It's Friday the 13th once again. For many reasons, people feel this is a day of bad luck. Not so for me, 13 is my lucky number. Over the years, I've won prizes and money with this number. Heck, I own a black cat! And if that isn't enough, 2015 has triple the trouble as Friday the 13th happens again in March and a third time in November! Can we say, over kill?
The fear of Friday the 13th is called paraskavedekatriaphobia, a word derived from the concatenation of the Greek words Paraskeví (Παρασκευή) (meaning Friday), and dekatreís (δεκατρείς) (meaning thirteen), attached to phobía (φοβία) (meaning fear). The term is a specialized form of triskaidekaphobia, a simple phobia (fear) of the number thirteen appearing in any case.
Both the number thirteen and Friday have been considered unlucky:
In numerology , the number twelve is considered the number of completeness, as reflected in the twelve months of the year, twelve recognized signs of the zodiac, the twelve tribes of Israel, the twelve Apostles of Jesus, etc., whereas the number thirteen was considered irregular, transgressing this completeness. There is also a superstition, thought by some to derive from the Last Supper, that having thirteen people seated at a table will result in the death of one of the diners.
Friday, as the day on which Jesus Christ was crucified, has been viewed both positively and negatively among Christians. The actual day of Crucifixion was the 14th day of Nisan in the Hebrew Lunar calendar which does not correspond to "Friday" in the solar calendar of Rome. The 15th day of Nissan (beginning at Sundown) is celebration of Passover.
In the 20th century, only did the superstition receive greater audience, as
Friday the 13th doesn't even merit a mention in E. Cobham Brewer's voluminous 1898 edition of the Dictionary of Phrase and Fable, though one does find entries for "Friday, an Unlucky Day" and "Thirteen Unlucky." When the date of ill fate finally does make an appearance in later editions of the text, it is without extravagant claims as to the superstition's historicity or longevity. Though the superstition developed relatively recently, much older origins are often claimed for it, most notably in the novel, The Da Vinci Code (and later the film), which traced the belief to the arrest of the Knights Templar on Friday October 13, 1307.
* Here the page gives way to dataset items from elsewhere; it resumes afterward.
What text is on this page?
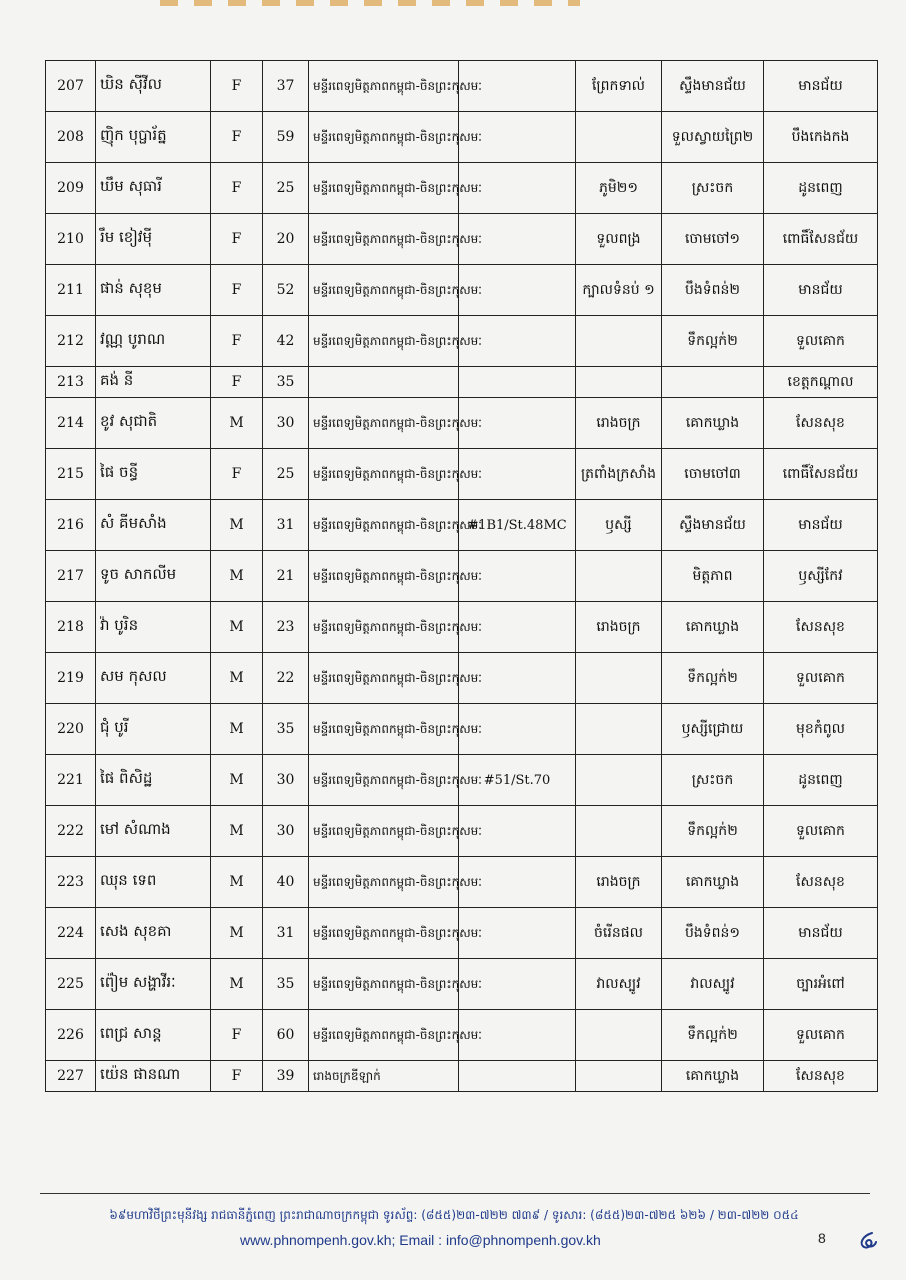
207	ឃិន ស៊ីវីល	F	37	មន្ទីរពេទ្យមិត្តភាពកម្ពុជា-ចិនព្រះកុសមៈ		ព្រែកទាល់	ស្ទឹងមានជ័យ	មានជ័យ
208	ញ៉ិក បុប្ផារ័ត្ន	F	59	មន្ទីរពេទ្យមិត្តភាពកម្ពុជា-ចិនព្រះកុសមៈ			ទួលស្វាយព្រៃ២	បឹងកេងកង
209	ឃឹម សុធារី	F	25	មន្ទីរពេទ្យមិត្តភាពកម្ពុជា-ចិនព្រះកុសមៈ		ភូមិ២១	ស្រះចក	ដូនពេញ
210	រឹម ខៀវម៉ី	F	20	មន្ទីរពេទ្យមិត្តភាពកម្ពុជា-ចិនព្រះកុសមៈ		ទួលពង្រ	ចោមចៅ១	ពោធិ៍សែនជ័យ
211	ផាន់ សុខុម	F	52	មន្ទីរពេទ្យមិត្តភាពកម្ពុជា-ចិនព្រះកុសមៈ		ក្បាលទំនប់ ១	បឹងទំពន់២	មានជ័យ
212	វណ្ណ បូរាណ	F	42	មន្ទីរពេទ្យមិត្តភាពកម្ពុជា-ចិនព្រះកុសមៈ			ទឹកល្អក់២	ទួលគោក
213	គង់ នី	F	35					ខេត្តកណ្តាល
214	ខូវ សុជាតិ	M	30	មន្ទីរពេទ្យមិត្តភាពកម្ពុជា-ចិនព្រះកុសមៈ		រោងចក្រ	គោកឃ្លាង	សែនសុខ
215	ផៃ ចន្ធី	F	25	មន្ទីរពេទ្យមិត្តភាពកម្ពុជា-ចិនព្រះកុសមៈ		ត្រពាំងក្រសាំង	ចោមចៅ៣	ពោធិ៍សែនជ័យ
216	សំ គីមសាំង	M	31	មន្ទីរពេទ្យមិត្តភាពកម្ពុជា-ចិនព្រះកុសមៈ	#1B1/St.48MC	ឫស្សី	ស្ទឹងមានជ័យ	មានជ័យ
217	ទូច សាកលីម	M	21	មន្ទីរពេទ្យមិត្តភាពកម្ពុជា-ចិនព្រះកុសមៈ			មិត្តភាព	ឫស្សីកែវ
218	វ៉ា បូរិន	M	23	មន្ទីរពេទ្យមិត្តភាពកម្ពុជា-ចិនព្រះកុសមៈ		រោងចក្រ	គោកឃ្លាង	សែនសុខ
219	សម កុសល	M	22	មន្ទីរពេទ្យមិត្តភាពកម្ពុជា-ចិនព្រះកុសមៈ			ទឹកល្អក់២	ទួលគោក
220	ជុំ បូរី	M	35	មន្ទីរពេទ្យមិត្តភាពកម្ពុជា-ចិនព្រះកុសមៈ			ឫស្សីជ្រោយ	មុខកំពូល
221	ផៃ ពិសិដ្ឋ	M	30	មន្ទីរពេទ្យមិត្តភាពកម្ពុជា-ចិនព្រះកុសមៈ	#51/St.70		ស្រះចក	ដូនពេញ
222	មៅ សំណាង	M	30	មន្ទីរពេទ្យមិត្តភាពកម្ពុជា-ចិនព្រះកុសមៈ			ទឹកល្អក់២	ទួលគោក
223	ឈុន ទេព	M	40	មន្ទីរពេទ្យមិត្តភាពកម្ពុជា-ចិនព្រះកុសមៈ		រោងចក្រ	គោកឃ្លាង	សែនសុខ
224	សេង សុខគា	M	31	មន្ទីរពេទ្យមិត្តភាពកម្ពុជា-ចិនព្រះកុសមៈ		ចំរើនផល	បឹងទំពន់១	មានជ័យ
225	ព៉ៀម សង្ហាវីរៈ	M	35	មន្ទីរពេទ្យមិត្តភាពកម្ពុជា-ចិនព្រះកុសមៈ		វាលស្បូវ	វាលស្បូវ	ច្បារអំពៅ
226	ពេជ្រ សាន្ត	F	60	មន្ទីរពេទ្យមិត្តភាពកម្ពុជា-ចិនព្រះកុសមៈ			ទឹកល្អក់២	ទួលគោក
227	យ៉េន ផានណា	F	39	រោងចក្រឌីឡាក់			គោកឃ្លាង	សែនសុខ
៦៩មហាវិថីព្រះមុនីវង្ស រាជធានីភ្នំពេញ ព្រះរាជាណាចក្រកម្ពុជា ទូរស័ព្ទ: (៨៥៥)២៣-៧២២ ៧៣៩ / ទូរសារ: (៨៥៥)២៣-៧២៥ ៦២៦ / ២៣-៧២២ ០៥៤
www.phnompenh.gov.kh; Email : info@phnompenh.gov.kh	8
There is even said by a doctor that 21 million Americans have a fear of Friday the 13th in this day and age. It has been proven that the number of hospital admissions due to vehicular accidents was significantly higher than on "normal" Fridays. Does it keep most of them from venturing out to work and more? No. Though I wouldn't be surprised if they carry a rabbit's foot in their purse or pocket, or something that they believe is lucky for them.
What plans are you making to do today for the 13th--stay home safe and sound or go out as usual? Do you believe in the 13th being a unlucky day or not? Thirteen is just a number--right?